Ich erkläre hiermit, daß ich mich im Rahmen meiner Tätigkeit als Wissenschaftler oder Techniker an der Entwicklung militärischer Rüstung nicht beteiligen will. Ich werde mich vielmehr um eine Aufklärung des Beitrages meines Fachgebietes zur Rüstungsentwicklung bemühen und der militärischen Verwendung wissenschaftlicher und technischen Wissen entgegenwirken.

Viele sagten, sie seien doch keine radikalen Pazifisten, auch Landesverteidigung sei zu bejahen. Diesen ist zu antworten, daß darüber durch die Formel nichts entschieden ist. Aber eine prinzipielle Verteidigungsbereitschaft braucht ja nicht die Arbeit an der ständigen technischen Verbesserung (sog. Modernisierung) der Waffen einzuschließen. Vielmehr weiß der Wissenschaftler gerade, daß jede „Verbesserung“ der Rüstung sich über kurz oder lang gegen das eigene Lager richtet. Das folgt aus der Universalität von Wissenschaft und Technik.

Wir hätten ja lieber schlicht von der Verweigerung der wissenschaftlich-technischen Kompetenz gesprochen.
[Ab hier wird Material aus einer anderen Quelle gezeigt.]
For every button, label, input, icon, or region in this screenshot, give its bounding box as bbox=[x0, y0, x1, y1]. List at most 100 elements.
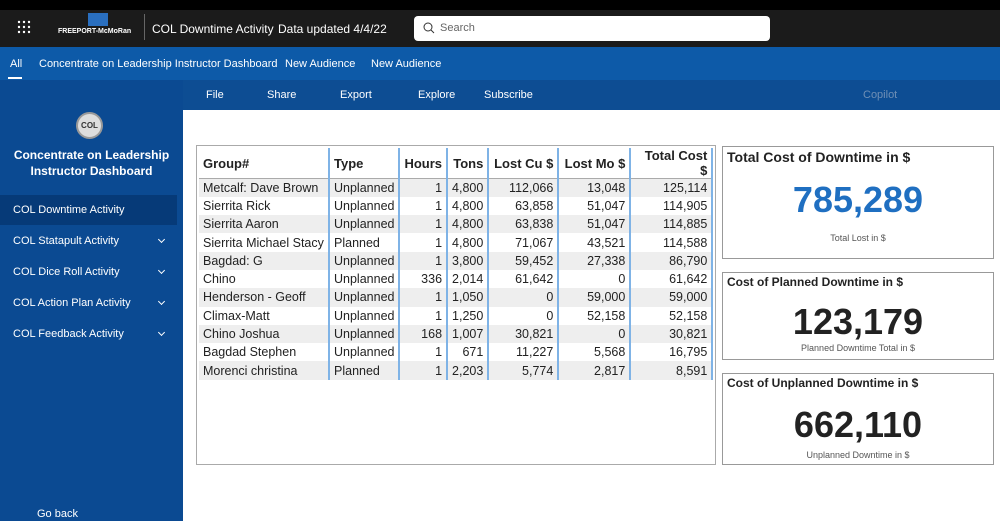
table-cell: 63,838 bbox=[488, 215, 560, 234]
table-cell: 112,066 bbox=[488, 178, 560, 197]
table-row: Climax-Matt Unplanned 1 1,250 0 52,158 52,158 bbox=[199, 306, 714, 325]
table-cell: 30,821 bbox=[488, 324, 560, 344]
card-value: 123,179 bbox=[792, 301, 924, 342]
table-cell: Planned bbox=[329, 233, 401, 252]
table-cell: Chino bbox=[199, 269, 330, 289]
table-cell: 0 bbox=[558, 269, 632, 289]
table-cell: Sierrita Michael Stacy bbox=[199, 233, 330, 252]
divider bbox=[144, 14, 145, 40]
sidebar-item[interactable]: COL Dice Roll Activity bbox=[13, 257, 178, 287]
sidebar-item[interactable]: COL Downtime Activity bbox=[0, 195, 177, 225]
data-updated[interactable]: Data updated 4/4/22 bbox=[278, 22, 387, 36]
column-header[interactable]: Hours bbox=[399, 148, 449, 179]
table-cell: 63,858 bbox=[488, 196, 560, 216]
top-bar: FREEPORT-McMoRan COL Downtime Activity D… bbox=[0, 0, 1000, 47]
sidebar-item[interactable]: COL Statapult Activity bbox=[13, 226, 178, 256]
table-row: Bagdad Stephen Unplanned 1 671 11,227 5,568 16… bbox=[199, 343, 714, 362]
table-row: Chino Unplanned 336 2,014 61,642 0 61,642 bbox=[199, 269, 714, 289]
table-cell: 61,642 bbox=[630, 269, 714, 289]
table-cell: 71,067 bbox=[488, 233, 560, 252]
toolbar-item[interactable]: Export bbox=[340, 89, 372, 101]
table-cell: 336 bbox=[399, 269, 449, 289]
sidebar-item[interactable]: COL Action Plan Activity bbox=[13, 288, 178, 318]
app-launcher[interactable] bbox=[17, 20, 31, 34]
header-row: Group# Type Hours Tons Lost Cu $ Lost Mo $ Tot… bbox=[199, 148, 714, 179]
search-placeholder: Search bbox=[440, 22, 475, 34]
data-table: Group# Type Hours Tons Lost Cu $ Lost Mo $ Tot… bbox=[199, 148, 714, 380]
table-cell: 168 bbox=[399, 324, 449, 344]
nav-tab[interactable]: New Audience bbox=[285, 58, 356, 70]
search-icon bbox=[423, 22, 435, 34]
table-cell: 27,338 bbox=[558, 251, 632, 270]
table-cell: 1 bbox=[399, 233, 449, 252]
card-title: Cost of Planned Downtime in $ bbox=[727, 275, 904, 289]
copilot[interactable]: Copilot bbox=[863, 89, 898, 101]
table-cell: Bagdad: G bbox=[199, 251, 330, 270]
table-cell: 16,795 bbox=[630, 343, 714, 362]
chevron bbox=[157, 266, 166, 275]
sidebar-item[interactable]: COL Feedback Activity bbox=[13, 319, 178, 349]
table-cell: 114,905 bbox=[630, 196, 714, 216]
table-cell: Chino Joshua bbox=[199, 324, 330, 344]
column-header[interactable]: Lost Mo $ bbox=[558, 148, 632, 179]
table-row: Bagdad: G Unplanned 1 3,800 59,452 27,338 86,7… bbox=[199, 251, 714, 270]
table-row: Metcalf: Dave Brown Unplanned 1 4,800 112,06… bbox=[199, 178, 714, 197]
toolbar-item[interactable]: Subscribe bbox=[484, 89, 533, 101]
card-label: Unplanned Downtime in $ bbox=[806, 450, 910, 460]
table-cell: 86,790 bbox=[630, 251, 714, 270]
table-cell: Bagdad Stephen bbox=[199, 343, 330, 362]
table-cell: Unplanned bbox=[329, 215, 401, 234]
chevron bbox=[157, 328, 166, 337]
table-cell: 1 bbox=[399, 306, 449, 325]
column-header[interactable]: Type bbox=[329, 148, 401, 179]
table-row: Sierrita Rick Unplanned 1 4,800 63,858 51,047… bbox=[199, 196, 714, 216]
go-back[interactable]: Go back bbox=[37, 508, 78, 520]
table-cell: 4,800 bbox=[447, 215, 490, 234]
table-cell: Planned bbox=[329, 361, 401, 380]
column-header[interactable]: Total Cost $ bbox=[630, 148, 714, 179]
card: Cost of Planned Downtime in $ 123,179 Plan… bbox=[722, 272, 994, 360]
table-cell: 114,588 bbox=[630, 233, 714, 252]
chevron bbox=[157, 297, 166, 306]
toolbar-item[interactable]: File bbox=[206, 89, 224, 101]
table-cell: 0 bbox=[558, 324, 632, 344]
table-cell: 1 bbox=[399, 251, 449, 270]
table-cell: Metcalf: Dave Brown bbox=[199, 178, 330, 197]
table-cell: 2,203 bbox=[447, 361, 490, 380]
column-header[interactable]: Lost Cu $ bbox=[488, 148, 560, 179]
table-cell: 114,885 bbox=[630, 215, 714, 234]
table-cell: 2,014 bbox=[447, 269, 490, 289]
table-cell: Unplanned bbox=[329, 269, 401, 289]
nav-tab[interactable]: New Audience bbox=[371, 58, 442, 70]
table-cell: Unplanned bbox=[329, 251, 401, 270]
table-cell: Unplanned bbox=[329, 288, 401, 307]
toolbar: Copilot File Share Export Explore Subscribe bbox=[183, 80, 1000, 110]
toolbar-item[interactable]: Share bbox=[267, 89, 297, 101]
table-cell: 4,800 bbox=[447, 233, 490, 252]
table-row: Sierrita Michael Stacy Planned 1 4,800 71,06… bbox=[199, 233, 714, 252]
card: Total Cost of Downtime in $ 785,289 Total … bbox=[722, 146, 994, 259]
table-cell: 125,114 bbox=[630, 178, 714, 197]
column-header[interactable]: Tons bbox=[447, 148, 490, 179]
table-cell: 1 bbox=[399, 178, 449, 197]
table-row: Morenci christina Planned 1 2,203 5,774 2,817… bbox=[199, 361, 714, 380]
table-cell: Climax-Matt bbox=[199, 306, 330, 325]
table-cell: 1 bbox=[399, 343, 449, 362]
table-cell: 59,000 bbox=[558, 288, 632, 307]
card-value: 785,289 bbox=[792, 179, 924, 220]
sidebar-logo: COL bbox=[76, 112, 103, 139]
table-cell: 5,568 bbox=[558, 343, 632, 362]
table-cell: Unplanned bbox=[329, 178, 401, 197]
nav-tab[interactable]: All bbox=[10, 58, 23, 70]
table-cell: 30,821 bbox=[630, 324, 714, 344]
toolbar-item[interactable]: Explore bbox=[418, 89, 456, 101]
table-cell: 1 bbox=[399, 361, 449, 380]
table-cell: Unplanned bbox=[329, 343, 401, 362]
table-cell: 1,250 bbox=[447, 306, 490, 325]
column-header[interactable]: Group# bbox=[199, 148, 330, 179]
search-box[interactable]: Search bbox=[414, 16, 770, 41]
table-cell: 59,452 bbox=[488, 251, 560, 270]
table-cell: 4,800 bbox=[447, 178, 490, 197]
nav-tab[interactable]: Concentrate on Leadership Instructor Das… bbox=[39, 58, 278, 70]
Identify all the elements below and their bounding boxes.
Aber das trifft auf die Skrupel derer, die ihre Kompetenz in Ergebnissen materialisiert und publiziert von anderen zu Rüstungszwecken verwendet sehen. Deshalb haben wir nur von der aktuellen Tätigkeit gesprochen. Und auch die haben wir näher qualifiziert: verweigert soll werden die Beteiligung an der Entwicklung militärischer Rüstung. Damit haben wir an die Fähigkeit von Wissenschaftlern und Technikern appelliert, zu erkennen, worum es in ihrer Forschung und Entwicklung geht, Allerdings war uns klar, daß es manchmal nicht zu erkennen ist, daß insbesondere die Arbeitsteilung dem Einzelnen den Durchblick auf das verwehrt: Ich will mich nicht beteiligen. „Ich werde“ wäre klarer und entschiedener gewesen. Aber so steht es eben: daß man gerade noch für seinen Willen, kaum noch für seine Handlungen gutsagen kann.

Wir sprechen von Wissenschaftlern und Technikern. „Wissenschaftler“ scheint einigen zu weit. Da würde man gerade nur die zur Unterschrift kriegen, die nicht betroffen sind, da geht das Spalten schon wieder los. Und wer ist nicht betroffen! Philosophen, Psychologen! Hat denn das Pentagon nicht die Entscheidungstheorie gefördert, ist nicht die moderne Psychophysik auf den Finanzen der Navy gewachsen? So könnte man weitertragen. So muß man weitertragen. Deshalb schließt unsere Formel mit der Verpflichtung, sich um die Aufklärung des Beitrages des eigenen Fachgebietes zur Rüstungsentwicklung zu bemühen. Dieser Satz ist auch aufgenommen worden, weil einige die Formel für zu negativ hielten, andere das Unterschreiben für zu leicht. Die Verweigerung ist zugleich eine positive Verpflichtung, die Verwendung wissenschaftlichen und technischen Wissens für militärische Zwecke zu thematisieren und die Auseinandersetzung darüber in unserer Berufsgruppe zu entfalten.

Dr. Gernot Böhme ist Professor für Philosophie an der Technischen Hochschule Darmstadt.